Feb 14, 2013 - Sale 2303

Sale 2303 - Lot 32

Unsold
Estimate: $ 150,000 - $ 200,000
NORMAN LEWIS (1909 - 1979)
Meeting Place.

Oil on canvas, 1941. 914x616 mm; 36x24 1/4 inches. Signed and dated in oil, lower left recto. Titled in pencil, upper stretcher bar verso.

Provenance: the artist; William Charles Hinkley, V, New York; Sylvia Wolf, New York; Michael Rosenfeld Gallery, New York; Joyce Wein, New York; the estate of Joyce Wein, New York; Michael Rosenfeld Gallery, New York (2006); John Axelrod, Boston (2006); the Museum of Fine Arts, Boston (2011).

Exhibited: Kenkeleba Gallery, New York; Michael Rosenfeld Gallery, New York; Syncopated Rhythms: 20th Century African American Art from the George & Joyce Wein Collection, Boston University Art Gallery, November 18, 2005 - January 22, 2006, with the gallery labels on the frame back.

Illustrated: Patricia Hills and Melissa Renn, Syncopated Rhythms: 20th Century African American Art from the George & Joyce Wein Collection, p. 71 (titled Shopping).

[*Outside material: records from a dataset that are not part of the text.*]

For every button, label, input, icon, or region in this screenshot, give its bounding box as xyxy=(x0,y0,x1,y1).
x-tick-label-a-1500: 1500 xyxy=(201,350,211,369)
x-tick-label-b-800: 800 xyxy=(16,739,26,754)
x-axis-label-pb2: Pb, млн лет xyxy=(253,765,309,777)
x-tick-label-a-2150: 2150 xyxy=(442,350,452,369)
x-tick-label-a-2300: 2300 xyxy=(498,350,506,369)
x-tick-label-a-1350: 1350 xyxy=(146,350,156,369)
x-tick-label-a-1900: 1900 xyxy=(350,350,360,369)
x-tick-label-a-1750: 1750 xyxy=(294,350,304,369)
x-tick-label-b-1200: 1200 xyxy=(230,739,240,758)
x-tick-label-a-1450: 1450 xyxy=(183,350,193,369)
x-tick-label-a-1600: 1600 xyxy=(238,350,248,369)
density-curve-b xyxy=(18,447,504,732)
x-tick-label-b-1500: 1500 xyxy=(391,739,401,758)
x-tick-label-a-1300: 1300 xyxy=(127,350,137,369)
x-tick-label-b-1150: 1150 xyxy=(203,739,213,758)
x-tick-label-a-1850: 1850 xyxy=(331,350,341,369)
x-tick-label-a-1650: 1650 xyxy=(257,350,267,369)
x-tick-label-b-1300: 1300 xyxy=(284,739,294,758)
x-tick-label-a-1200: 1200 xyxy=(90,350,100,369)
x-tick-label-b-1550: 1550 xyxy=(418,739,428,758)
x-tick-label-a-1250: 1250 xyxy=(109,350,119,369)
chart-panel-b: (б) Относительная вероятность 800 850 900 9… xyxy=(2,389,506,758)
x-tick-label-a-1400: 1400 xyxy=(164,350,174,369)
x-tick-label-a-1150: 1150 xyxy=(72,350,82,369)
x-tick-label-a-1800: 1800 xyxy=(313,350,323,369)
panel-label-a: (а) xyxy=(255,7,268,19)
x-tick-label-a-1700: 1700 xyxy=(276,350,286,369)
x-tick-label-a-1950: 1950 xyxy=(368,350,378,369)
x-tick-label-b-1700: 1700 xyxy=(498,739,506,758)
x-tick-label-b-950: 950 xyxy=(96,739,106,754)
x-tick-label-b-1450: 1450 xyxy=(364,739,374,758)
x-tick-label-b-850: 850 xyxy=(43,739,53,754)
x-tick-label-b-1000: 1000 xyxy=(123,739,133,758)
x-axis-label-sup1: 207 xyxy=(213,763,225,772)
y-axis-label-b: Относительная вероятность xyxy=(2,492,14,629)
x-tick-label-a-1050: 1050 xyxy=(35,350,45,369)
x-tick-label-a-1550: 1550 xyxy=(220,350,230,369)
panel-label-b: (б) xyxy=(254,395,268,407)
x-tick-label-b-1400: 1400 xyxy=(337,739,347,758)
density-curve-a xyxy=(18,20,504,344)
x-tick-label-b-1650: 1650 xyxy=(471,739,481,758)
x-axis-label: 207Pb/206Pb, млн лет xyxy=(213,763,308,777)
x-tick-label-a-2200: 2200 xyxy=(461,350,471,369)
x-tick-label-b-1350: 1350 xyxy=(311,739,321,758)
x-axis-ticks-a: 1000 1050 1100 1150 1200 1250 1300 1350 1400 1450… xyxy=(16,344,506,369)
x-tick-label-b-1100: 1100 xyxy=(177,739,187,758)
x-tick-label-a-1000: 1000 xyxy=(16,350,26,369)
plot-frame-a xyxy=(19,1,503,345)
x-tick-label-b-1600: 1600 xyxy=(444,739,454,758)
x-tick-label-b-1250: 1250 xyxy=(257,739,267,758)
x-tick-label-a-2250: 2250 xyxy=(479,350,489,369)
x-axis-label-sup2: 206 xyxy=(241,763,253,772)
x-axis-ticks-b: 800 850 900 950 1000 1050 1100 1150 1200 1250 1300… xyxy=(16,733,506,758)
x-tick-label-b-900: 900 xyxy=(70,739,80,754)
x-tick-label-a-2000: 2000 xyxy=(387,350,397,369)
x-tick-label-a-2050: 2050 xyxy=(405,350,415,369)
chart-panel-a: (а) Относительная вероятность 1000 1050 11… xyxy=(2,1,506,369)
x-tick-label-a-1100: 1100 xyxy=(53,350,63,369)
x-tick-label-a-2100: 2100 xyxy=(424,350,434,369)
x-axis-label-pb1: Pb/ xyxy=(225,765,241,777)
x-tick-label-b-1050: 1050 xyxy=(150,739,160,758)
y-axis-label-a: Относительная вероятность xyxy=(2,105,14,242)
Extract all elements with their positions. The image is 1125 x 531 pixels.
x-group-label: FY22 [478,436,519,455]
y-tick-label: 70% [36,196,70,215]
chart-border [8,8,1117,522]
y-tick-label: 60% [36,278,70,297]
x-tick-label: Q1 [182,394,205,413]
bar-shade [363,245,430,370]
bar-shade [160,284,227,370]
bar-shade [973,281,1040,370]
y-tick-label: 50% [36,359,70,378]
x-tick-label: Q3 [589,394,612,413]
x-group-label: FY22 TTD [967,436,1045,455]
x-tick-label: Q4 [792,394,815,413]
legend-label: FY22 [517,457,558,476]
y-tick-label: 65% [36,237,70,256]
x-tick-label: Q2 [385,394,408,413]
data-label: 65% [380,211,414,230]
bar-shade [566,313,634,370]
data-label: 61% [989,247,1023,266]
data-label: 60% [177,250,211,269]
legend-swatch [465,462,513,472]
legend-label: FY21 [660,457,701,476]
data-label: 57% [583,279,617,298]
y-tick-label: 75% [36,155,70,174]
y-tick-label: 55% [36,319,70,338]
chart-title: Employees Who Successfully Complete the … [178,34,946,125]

This colorful Norman Lewis painting is the first of his WPA-era oils to come to auction, and is an excellent example of his work in social realism. With this vivid but sensitive depiction of lady bargain shoppers, Norman Lewis combines his interest in social subjects with a growing modernist approach in the early 1940s. In the mid-1930s, Norman Lewis had been teaching art at P.S. 139 and working under the auspices of the WPA at the Harlem Community Art Center, and briefly in 1937 in North Carolina. Norman Lewis painted other images of everyday women during the Depression, including Dispossessed (Family) and Two Women Reading, both 1940, and both in the Harriet and Harmon Kelley Collection of African-American Art, San Antonio.